Einwanderer sollen die Sitten und Traditionen in Bayern achten. Was mit dieser Formulierung im Entwurf für das Integrationsgesetz gemeint ist, bleibt auch auf Nachfragen im Landtag unklar.

Von Sebastian Beck

Ein Schwarzer in der Lederhose - aus Sicht von Josef Zellmeier ist das ein Beispiel für die "Vollintegration" in die bayerische Leitkultur. Was der Straubinger CSU-Abgeordnete kürzlich in der Landtagsdebatte zum Integrationsgesetz so prägnant auf den Punkt gebracht hat, schwebt auch vielen seiner Parteifreunde insgeheim als Idealbild vor. Doch Senegalesen in der Krachledernen und Irakerinnen im Dirndl sind in Bayern noch seltener anzutreffen als echte Münchner im Hofbräuhaus.

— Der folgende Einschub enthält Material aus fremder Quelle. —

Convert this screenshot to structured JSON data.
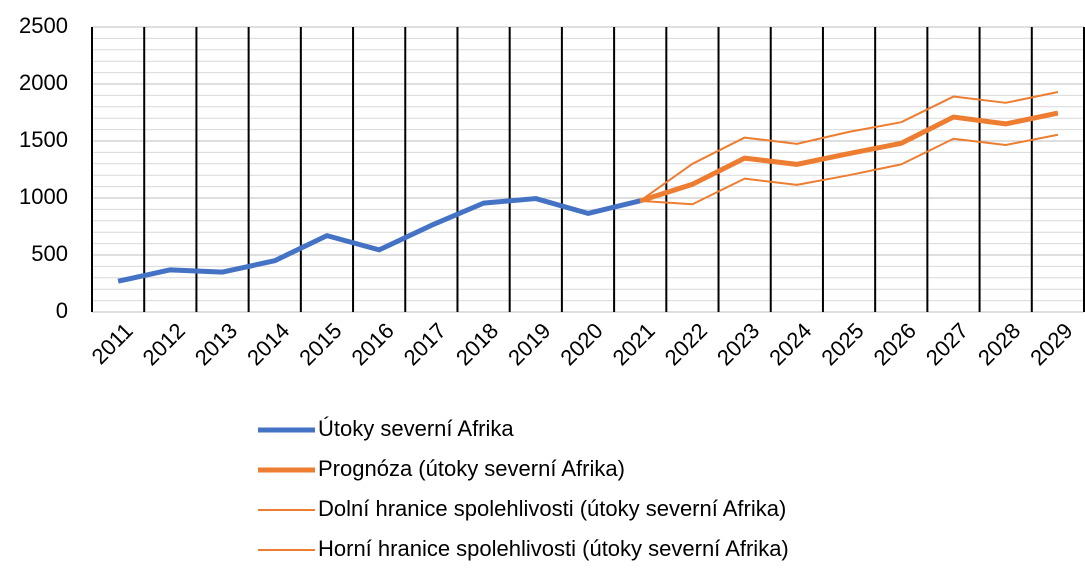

Die Staatsregierung hat deshalb einen Entwurf für ein Integrationsgesetz vorgelegt, in dem Einwanderer zwar nicht zum Tragen von Tracht, dafür aber zur Anerkennung der bajuwarischen Leitkultur verpflichtet werden sollen. Woraus die besteht, das fasst die Präambel des Gesetzentwurfs zusammen.

Darin ist sehr wortreich von Werten und Traditionen des christlichen Abendlandes die Rede, von Gleichberechtigung, Menschenwürde - und von bayerischen Besonderheiten: "Ganz Bayern ist geformt von gewachsenem Brauchtum, von Sitten und Traditionen." Welche Sitten und Traditionen zum Kernbestand des Bayerntums zählen, lässt das Gesetz offen. Ob damit auch der eigene Wagen gemeint ist, mit dem die CSU Anfang Juli bei der Schwulen- und Lesbenparade in München teilnehmen will?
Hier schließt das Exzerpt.